Di buono c'è una gran voglia di vincere, una generosità a tratti commovente nel rincorrere ogni palla dell'avversario, anche la più ficcante. E il rovescio resta un gran colpo. Il cocktail di questi ingredienti ha prodotto un 6-3 4-6 7-6 che spinge il marchigiano negli ottavi: tornerà in campo giovedì ed è un'ottima notizia, perché il match è terminato ben oltre le 23 e avrà bisogno di recuperare per presentarsi al meglio contro il francese Elliot Benchetrit. Un match "scivoloso", ben più complicato di quanto suggerisca il nome dell'avversario. Quello contro Safiullin sembrava un match di routine, ma nel tennis basta poco per cambiare tutto. "GQ" si distraeva nel sesto game del secondo set e l'avversario gli scappava via sul 5-2. Un game molto fortunato (due doppi falli di Safiullin e un nastro vincente sulla palla break) consentivano a Quinzi di tornare nel set, ma bruciava tutto nel decimo game. Era nervoso, Quinzi, tra manifestazioni di disappunto e qualche parolina di troppo. Però aveva il merito di restare mentalmente nel match. Una grinta ammirevole compensava le difficoltà emotive e gli permetteva di restare in partita, specie quando doveva rimontare da 15-40 nel sesto game. Il match filava via "on serve" fino al 6-5, dopodiché Safiullin si portava sullo 0-30 nel dodicesimo game. Quinzi intascava quattro punti di fila e nel tie-break firmava lo strappo decisivo sul 2-1, quando il russo gli concedeva un doppio fallo (alla fine ne commetterà otto), mentre Quinzi artigliava il tie-break con un fantastico punto in difesa. Dal 4-1 si portava sul 6-2, poi chiudeva 7-4. La grinta, l'attaccamento alla partita e la voglia di vincere fanno ben sperare: per il resto, andrà valutato contro avversari più forti. 

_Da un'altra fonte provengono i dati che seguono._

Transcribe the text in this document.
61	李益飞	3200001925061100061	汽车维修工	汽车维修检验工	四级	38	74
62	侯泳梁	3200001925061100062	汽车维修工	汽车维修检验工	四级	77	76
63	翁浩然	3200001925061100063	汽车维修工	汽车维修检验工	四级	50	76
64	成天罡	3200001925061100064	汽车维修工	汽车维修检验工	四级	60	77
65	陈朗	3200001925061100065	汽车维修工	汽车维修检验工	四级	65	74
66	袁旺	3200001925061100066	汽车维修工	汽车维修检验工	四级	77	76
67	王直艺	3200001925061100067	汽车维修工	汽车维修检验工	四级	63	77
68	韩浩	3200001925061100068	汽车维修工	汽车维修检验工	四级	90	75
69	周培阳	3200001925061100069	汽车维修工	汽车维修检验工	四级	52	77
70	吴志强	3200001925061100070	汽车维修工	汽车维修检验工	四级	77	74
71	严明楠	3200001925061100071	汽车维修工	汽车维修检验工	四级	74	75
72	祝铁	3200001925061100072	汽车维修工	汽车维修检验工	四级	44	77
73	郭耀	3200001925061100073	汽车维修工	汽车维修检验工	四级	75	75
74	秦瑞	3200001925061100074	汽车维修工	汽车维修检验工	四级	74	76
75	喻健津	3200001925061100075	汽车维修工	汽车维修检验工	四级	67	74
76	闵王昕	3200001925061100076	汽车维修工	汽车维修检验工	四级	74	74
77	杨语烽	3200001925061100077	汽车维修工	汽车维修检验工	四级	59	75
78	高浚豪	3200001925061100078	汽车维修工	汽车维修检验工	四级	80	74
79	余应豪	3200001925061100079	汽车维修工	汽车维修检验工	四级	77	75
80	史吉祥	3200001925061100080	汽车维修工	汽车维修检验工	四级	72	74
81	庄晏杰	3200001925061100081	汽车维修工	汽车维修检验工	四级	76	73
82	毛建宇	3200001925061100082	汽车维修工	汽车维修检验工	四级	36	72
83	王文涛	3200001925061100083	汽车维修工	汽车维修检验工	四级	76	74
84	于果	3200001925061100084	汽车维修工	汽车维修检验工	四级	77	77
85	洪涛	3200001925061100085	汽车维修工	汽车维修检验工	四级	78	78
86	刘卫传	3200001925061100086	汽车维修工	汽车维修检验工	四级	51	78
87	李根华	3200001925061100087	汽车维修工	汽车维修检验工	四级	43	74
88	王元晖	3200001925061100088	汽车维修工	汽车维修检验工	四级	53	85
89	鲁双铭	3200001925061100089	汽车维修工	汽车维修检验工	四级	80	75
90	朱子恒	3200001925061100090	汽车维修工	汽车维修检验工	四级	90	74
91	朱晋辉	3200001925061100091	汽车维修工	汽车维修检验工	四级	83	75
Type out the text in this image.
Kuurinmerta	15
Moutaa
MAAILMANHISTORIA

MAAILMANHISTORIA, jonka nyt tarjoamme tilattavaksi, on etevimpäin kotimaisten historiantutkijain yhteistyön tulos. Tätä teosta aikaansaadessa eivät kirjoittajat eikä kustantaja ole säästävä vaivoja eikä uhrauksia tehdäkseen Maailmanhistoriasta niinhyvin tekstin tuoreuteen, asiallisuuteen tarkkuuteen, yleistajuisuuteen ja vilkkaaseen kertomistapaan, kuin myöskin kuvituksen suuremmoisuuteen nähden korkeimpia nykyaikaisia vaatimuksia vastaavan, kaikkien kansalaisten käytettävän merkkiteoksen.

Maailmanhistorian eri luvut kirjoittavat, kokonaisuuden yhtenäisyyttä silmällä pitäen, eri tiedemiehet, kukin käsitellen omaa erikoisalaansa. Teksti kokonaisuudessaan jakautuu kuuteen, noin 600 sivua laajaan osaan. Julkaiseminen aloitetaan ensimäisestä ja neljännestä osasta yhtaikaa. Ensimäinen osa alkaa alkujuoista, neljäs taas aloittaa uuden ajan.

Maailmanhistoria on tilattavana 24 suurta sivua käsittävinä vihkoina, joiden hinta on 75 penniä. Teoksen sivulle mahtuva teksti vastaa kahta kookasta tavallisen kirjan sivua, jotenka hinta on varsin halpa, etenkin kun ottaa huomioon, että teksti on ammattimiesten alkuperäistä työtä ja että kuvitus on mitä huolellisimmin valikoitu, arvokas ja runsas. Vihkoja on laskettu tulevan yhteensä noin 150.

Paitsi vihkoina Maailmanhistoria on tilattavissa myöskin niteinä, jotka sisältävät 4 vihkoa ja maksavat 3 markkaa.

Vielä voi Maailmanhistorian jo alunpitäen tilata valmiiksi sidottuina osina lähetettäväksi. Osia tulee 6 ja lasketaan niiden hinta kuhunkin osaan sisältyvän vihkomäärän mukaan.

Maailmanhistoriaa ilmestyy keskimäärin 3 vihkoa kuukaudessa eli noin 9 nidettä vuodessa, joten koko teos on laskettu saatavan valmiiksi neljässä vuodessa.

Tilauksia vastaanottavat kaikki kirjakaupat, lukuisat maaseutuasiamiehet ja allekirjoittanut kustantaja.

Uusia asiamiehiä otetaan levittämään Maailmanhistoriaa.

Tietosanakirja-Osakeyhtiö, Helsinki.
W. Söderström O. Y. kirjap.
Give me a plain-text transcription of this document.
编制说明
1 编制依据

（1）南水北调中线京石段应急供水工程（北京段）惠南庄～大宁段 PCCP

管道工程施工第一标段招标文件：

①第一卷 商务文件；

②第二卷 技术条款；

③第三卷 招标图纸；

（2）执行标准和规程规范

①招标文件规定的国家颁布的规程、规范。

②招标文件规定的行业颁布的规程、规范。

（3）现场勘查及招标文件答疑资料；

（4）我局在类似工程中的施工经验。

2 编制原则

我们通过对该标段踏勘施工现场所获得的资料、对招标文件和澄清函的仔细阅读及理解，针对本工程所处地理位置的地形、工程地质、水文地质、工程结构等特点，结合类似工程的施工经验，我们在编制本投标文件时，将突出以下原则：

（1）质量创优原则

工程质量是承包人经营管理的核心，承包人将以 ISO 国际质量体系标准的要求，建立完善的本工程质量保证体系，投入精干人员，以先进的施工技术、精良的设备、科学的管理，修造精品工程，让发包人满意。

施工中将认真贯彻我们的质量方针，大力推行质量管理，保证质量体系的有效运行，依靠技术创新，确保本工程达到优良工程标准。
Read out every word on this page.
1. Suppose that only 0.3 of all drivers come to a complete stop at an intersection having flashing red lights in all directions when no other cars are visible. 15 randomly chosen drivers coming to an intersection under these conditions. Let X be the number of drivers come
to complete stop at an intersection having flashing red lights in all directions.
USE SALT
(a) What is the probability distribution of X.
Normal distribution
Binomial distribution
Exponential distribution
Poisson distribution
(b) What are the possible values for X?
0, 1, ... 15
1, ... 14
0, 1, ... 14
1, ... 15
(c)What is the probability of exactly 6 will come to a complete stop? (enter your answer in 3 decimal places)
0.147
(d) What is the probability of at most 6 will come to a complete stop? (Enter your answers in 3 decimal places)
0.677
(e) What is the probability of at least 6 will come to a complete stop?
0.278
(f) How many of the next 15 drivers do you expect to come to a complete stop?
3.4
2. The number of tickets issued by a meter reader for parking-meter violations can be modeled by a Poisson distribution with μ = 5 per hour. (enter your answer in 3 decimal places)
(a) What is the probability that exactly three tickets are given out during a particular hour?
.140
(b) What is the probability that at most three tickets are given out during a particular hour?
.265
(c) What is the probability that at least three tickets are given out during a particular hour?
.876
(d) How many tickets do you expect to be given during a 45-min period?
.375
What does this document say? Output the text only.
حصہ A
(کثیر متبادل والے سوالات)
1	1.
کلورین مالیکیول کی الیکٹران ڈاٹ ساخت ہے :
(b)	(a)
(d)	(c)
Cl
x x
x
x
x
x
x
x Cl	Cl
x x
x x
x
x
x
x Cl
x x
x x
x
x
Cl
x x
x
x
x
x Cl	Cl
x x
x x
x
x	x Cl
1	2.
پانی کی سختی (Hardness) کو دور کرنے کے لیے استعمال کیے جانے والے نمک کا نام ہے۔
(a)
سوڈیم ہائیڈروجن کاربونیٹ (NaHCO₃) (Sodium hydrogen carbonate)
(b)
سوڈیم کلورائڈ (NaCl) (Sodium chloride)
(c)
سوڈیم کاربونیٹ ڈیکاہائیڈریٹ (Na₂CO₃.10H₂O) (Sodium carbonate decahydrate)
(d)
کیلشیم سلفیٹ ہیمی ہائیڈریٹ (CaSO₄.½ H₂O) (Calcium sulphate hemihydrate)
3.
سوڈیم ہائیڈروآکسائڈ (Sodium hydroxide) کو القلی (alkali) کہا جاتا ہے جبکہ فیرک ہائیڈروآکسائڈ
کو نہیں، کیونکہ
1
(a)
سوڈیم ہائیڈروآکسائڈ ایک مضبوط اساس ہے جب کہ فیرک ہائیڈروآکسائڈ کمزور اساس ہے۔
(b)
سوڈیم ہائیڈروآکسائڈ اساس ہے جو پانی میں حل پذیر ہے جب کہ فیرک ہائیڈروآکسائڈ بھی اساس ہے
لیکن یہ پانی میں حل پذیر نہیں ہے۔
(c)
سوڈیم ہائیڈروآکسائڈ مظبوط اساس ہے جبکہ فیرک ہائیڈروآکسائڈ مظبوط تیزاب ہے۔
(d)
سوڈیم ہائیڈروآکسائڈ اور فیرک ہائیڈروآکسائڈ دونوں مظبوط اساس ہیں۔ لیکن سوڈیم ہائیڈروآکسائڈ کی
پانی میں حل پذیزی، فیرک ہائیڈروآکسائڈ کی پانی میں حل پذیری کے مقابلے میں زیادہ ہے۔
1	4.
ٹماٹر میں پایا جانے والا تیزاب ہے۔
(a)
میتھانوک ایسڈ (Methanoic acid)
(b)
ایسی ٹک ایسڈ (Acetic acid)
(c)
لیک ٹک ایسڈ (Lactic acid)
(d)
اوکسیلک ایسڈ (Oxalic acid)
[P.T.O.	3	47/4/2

In precedenza, era terminata l'avventura di Federico Arnaboldi. Il baby comasco è entrato in tabellone grazie al forfait in extremis di Stefano Travaglia (adduttore destro) e ha tenuto per qualche game contro il britannico Ian Choinski. La maggiore esperienza dell'avversario è emersa rapidamente e per il piccolo "Arna" (cugino di Andrea, semifinalista nel 2014) rimane un'esperienza interessante, chiusa col punteggio di 6-3 6-1. Mercoledì si parte alle 10 per un programma che prevede ben cinque italiani. Oltre al derby Baldi-Bonadio, si giocano Brancaccio-Halys, Marcora-Safwat e (in sessione serale) Napolitano-Ilkel. Da segnalare anche l'esordio di Evgeny Donskoy, testa di serie numero 1, opposto al giovane spagnolo Zapata Miralles.